A Fábrica do Estrangeiro

 

«Em 1776 chegou ao Furadouro um individuo de nome Jean Pierre Mijaule, natural de Languedoc, acompanhado de alguns operarios catalães, fundando ali um armazem ou fabrica em que começou a recolher e a conservar sardinha pelo processo ainda hoje usado pelos negociantes do genero e que consiste, como é sabido, em recolhel-a em dornas ou tinas, d' antemão munidas de agua e sal ou salmoura, onde ella se conserva durante mezes e até annos sem se estragar. Para que o seu segredo se não divulgasse, o francez recolhia a sardinha e encerrava-se com os operarios na fabrica, não consentindo que pessoa alguma ali penetrasse. Da sardinha que sahia, comprava unicamente a que sobrava da exportação diaria, aquella que os negociantes ou mercantis não podiam levantar da praia e que os pescadores estavam acostumados a vender, quando esse facto se dava, para estrumação das terras circumvisinhas. Isto equivale a dizer que a adquiria por um infimo preço, quasi de graça. Em seguida lançava-a à salmoura e ahi a conservava até o mar embravecer ou se fechar por completo e só então a vendia ou exportava para os grandes centros consumidores, auferindo, como é fácil de concluir, lucros enormes.
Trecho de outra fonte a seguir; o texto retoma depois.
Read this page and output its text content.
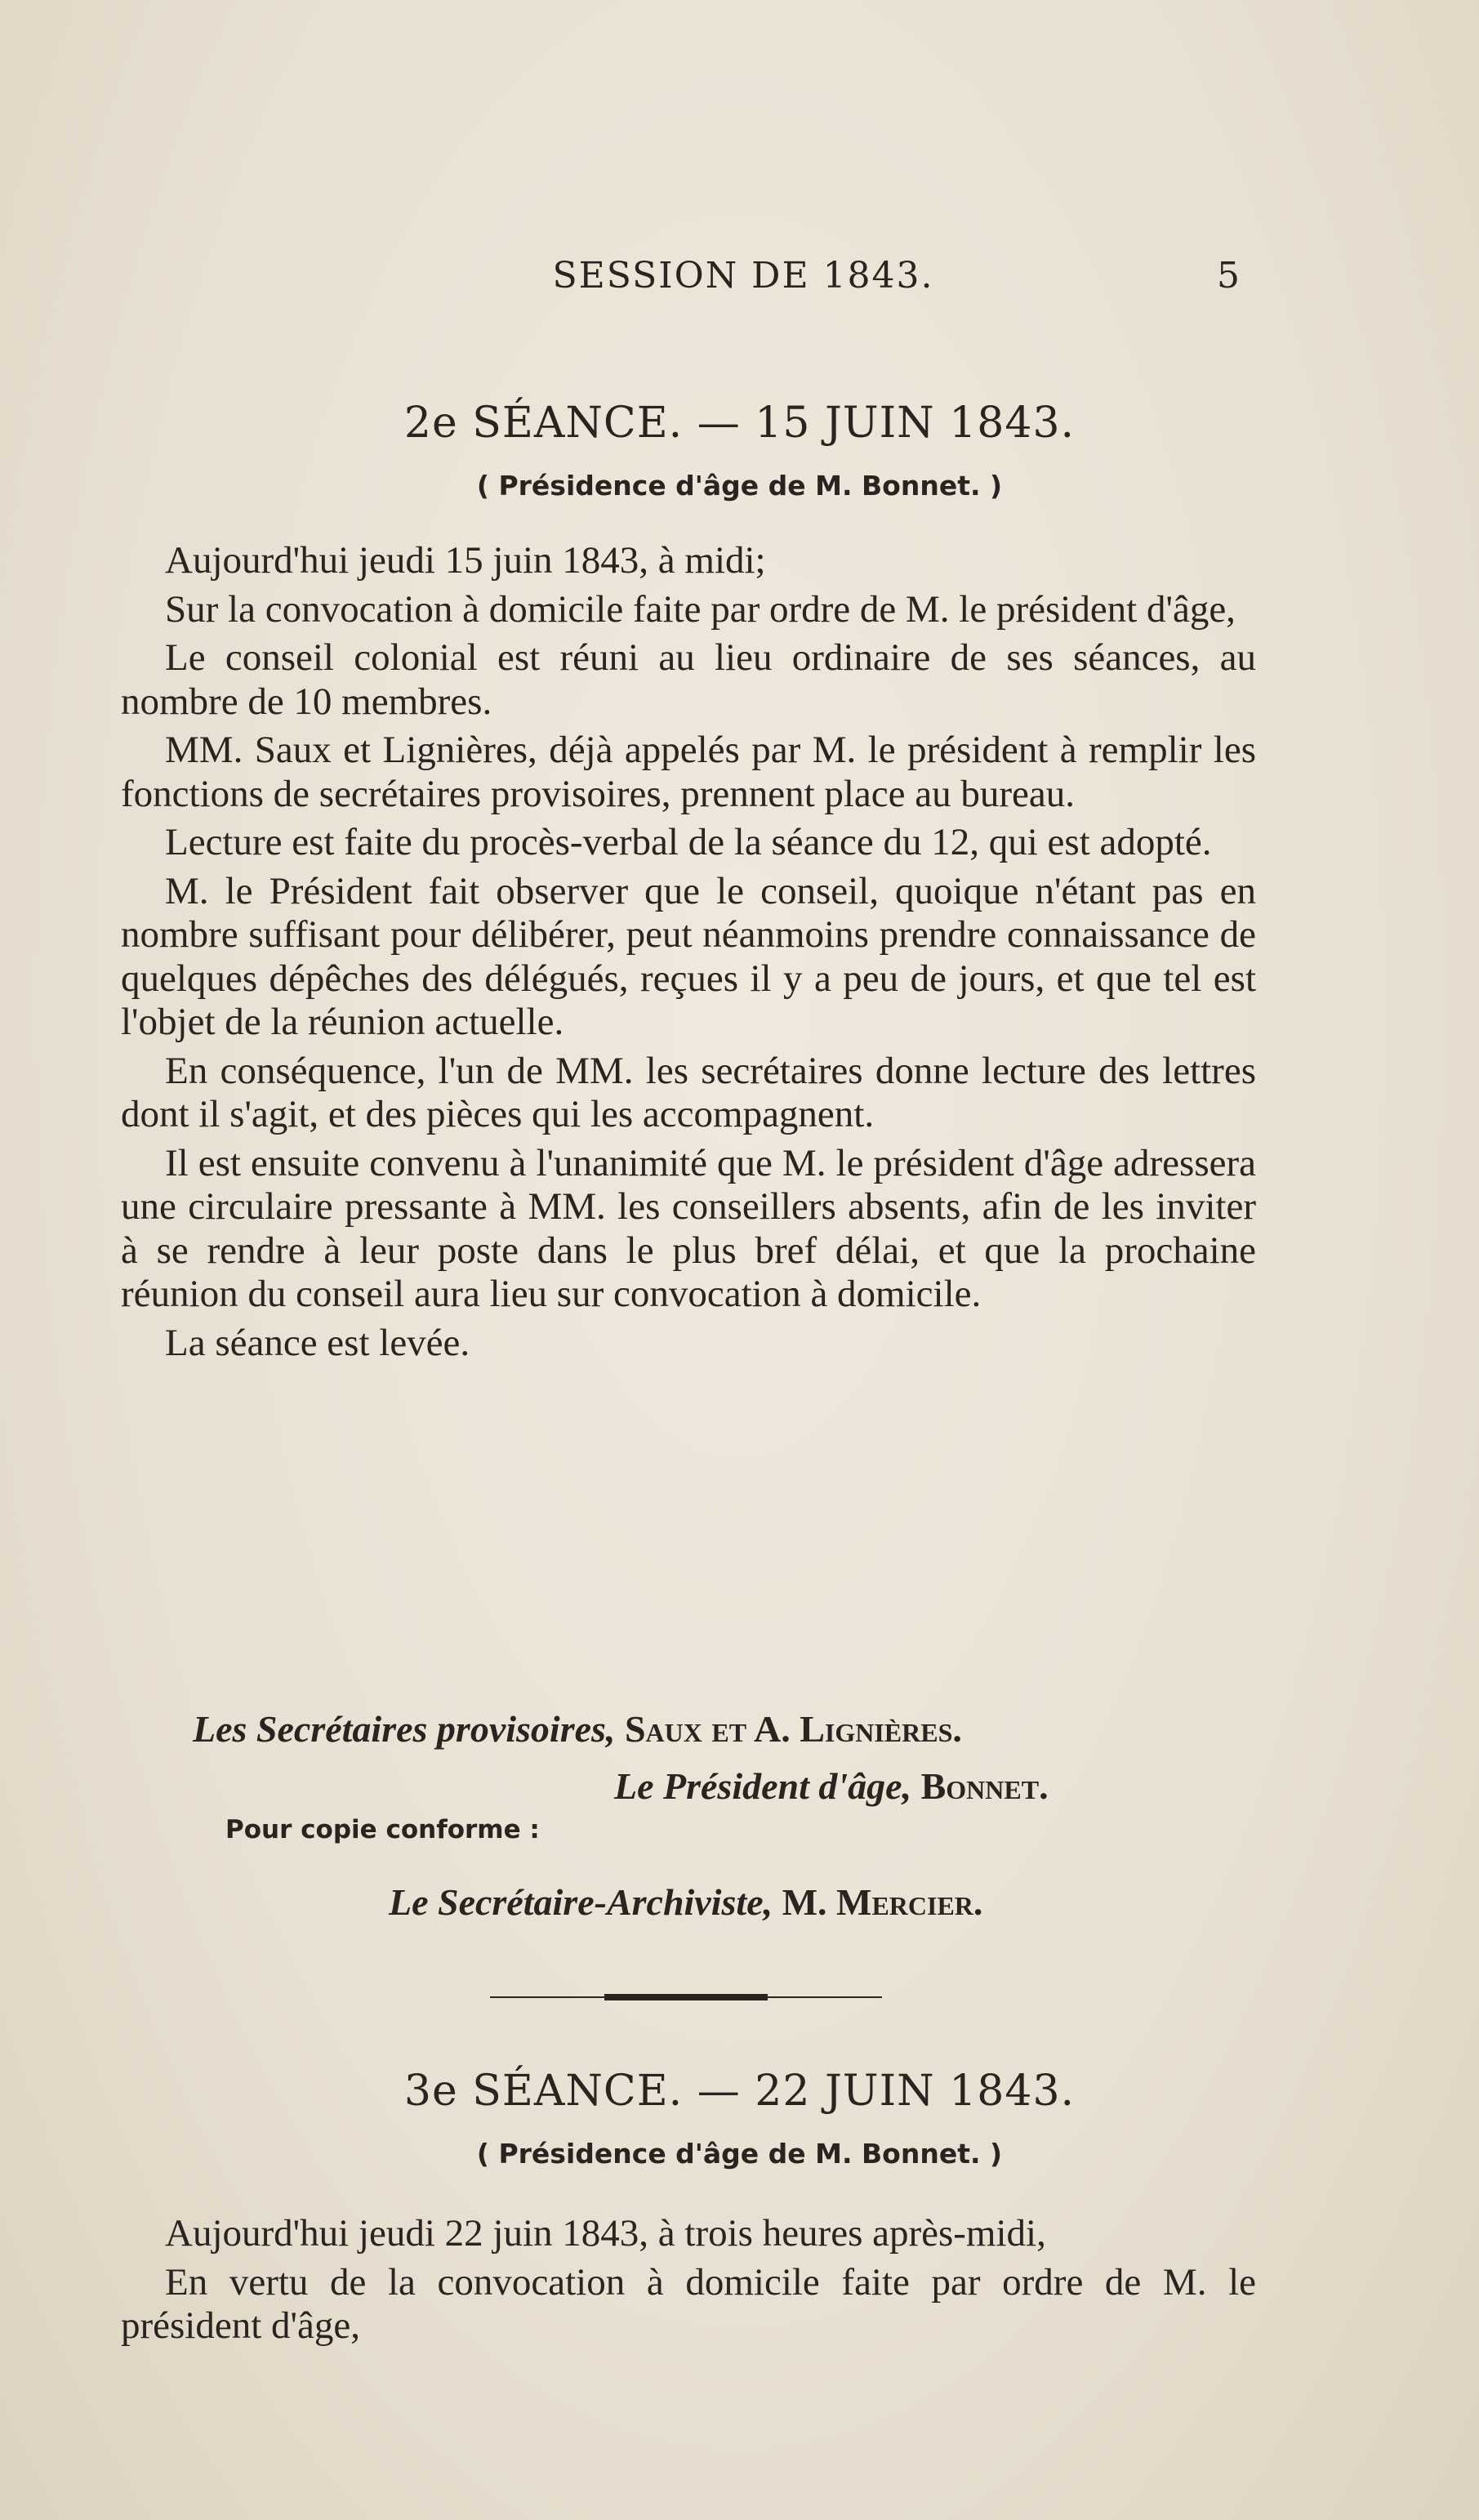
SESSION DE 1843.	5
2e SÉANCE. — 15 JUIN 1843.
( Présidence d'âge de M. Bonnet. )

Aujourd'hui jeudi 15 juin 1843, à midi;

Sur la convocation à domicile faite par ordre de M. le président d'âge,

Le conseil colonial est réuni au lieu ordinaire de ses séances, au nombre de 10 membres.

MM. Saux et Lignières, déjà appelés par M. le président à remplir les fonctions de secrétaires provisoires, prennent place au bureau.

Lecture est faite du procès-verbal de la séance du 12, qui est adopté.

M. le Président fait observer que le conseil, quoique n'étant pas en nombre suffisant pour délibérer, peut néanmoins prendre connaissance de quelques dépêches des délégués, reçues il y a peu de jours, et que tel est l'objet de la réunion actuelle.

En conséquence, l'un de MM. les secrétaires donne lecture des lettres dont il s'agit, et des pièces qui les accompagnent.

Il est ensuite convenu à l'unanimité que M. le président d'âge adressera une circulaire pressante à MM. les conseillers absents, afin de les inviter à se rendre à leur poste dans le plus bref délai, et que la prochaine réunion du conseil aura lieu sur convocation à domicile.

La séance est levée.

Les Secrétaires provisoires, Saux et A. Lignières.
Le Président d'âge, Bonnet.
Pour copie conforme :
Le Secrétaire-Archiviste, M. Mercier.
3e SÉANCE. — 22 JUIN 1843.
( Présidence d'âge de M. Bonnet. )

Aujourd'hui jeudi 22 juin 1843, à trois heures après-midi,

En vertu de la convocation à domicile faite par ordre de M. le président d'âge,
Os pescadores viram desde logo a utilidade que lhes adviria do conhecimento do processo; mas o francez e os catalães afferavam-se ao segredo e não era possível fazel-os falar sobre o caso. Ás interrogações que lhes dirigiam, respondiam com o silencio e fechavam-se como um sepulchro impenetravel. (...)

Um dia, porém, um dos pescadores conseguiu subir cautelosamente ao telhado da fabrica no momento em que laborava e, fisgando a vista atravez do orifício d'uma telha, imperceptivelmente levantada, tudo viu e compreendeu n'um relance, descendo para ir contar alegremente aos seus companheiros de pesca a descoberta que acabava de fazer!

Estava finalmente desvendado o segredo do francez. O seu processo dentro em breve tornou-se conhecido e passou a ser usado, não só pelos pescadores do Furadouro, mas também pelos das outras costas de pesca, onde a notícia, como é fácil imaginar, chegou rapidamente.

D'ahi resultou a necessidade de ficarem n'essas costas durante alguns mezes de Inverno e até mesmo durante todo elle, as familias que na safra piscatoria recolhiam sardinha ás dornas para vender quando o mar se fechasse. É, pois, de então para cá, que n'essas costas, incluindo, portanto, a de d'Espinho, começou a haver população permanente.»

Puxando os panos para bordo. Foto do Eng.º Rocha Soares.

Estas sardinhas salgadas foram, durante longos anos, o alimento possível de muitas pessoas, de muitas famílias. O Malhadinhas, do Aquilino, vinha-as buscar de burro a Aveiro, vendendo-as depois aos serranos da Lapa. Eu comi-as na infância, como comi sardinhas fritas, conservadas em escabeche, porque era a maneira de conservar o alimento e agora, todos os anos, com alguns amigos que também guardaram a memória desses sabores, mato saudades comendo-as com bom azeite, uns nabos, batatas e couves onde a geada já meteu o dente.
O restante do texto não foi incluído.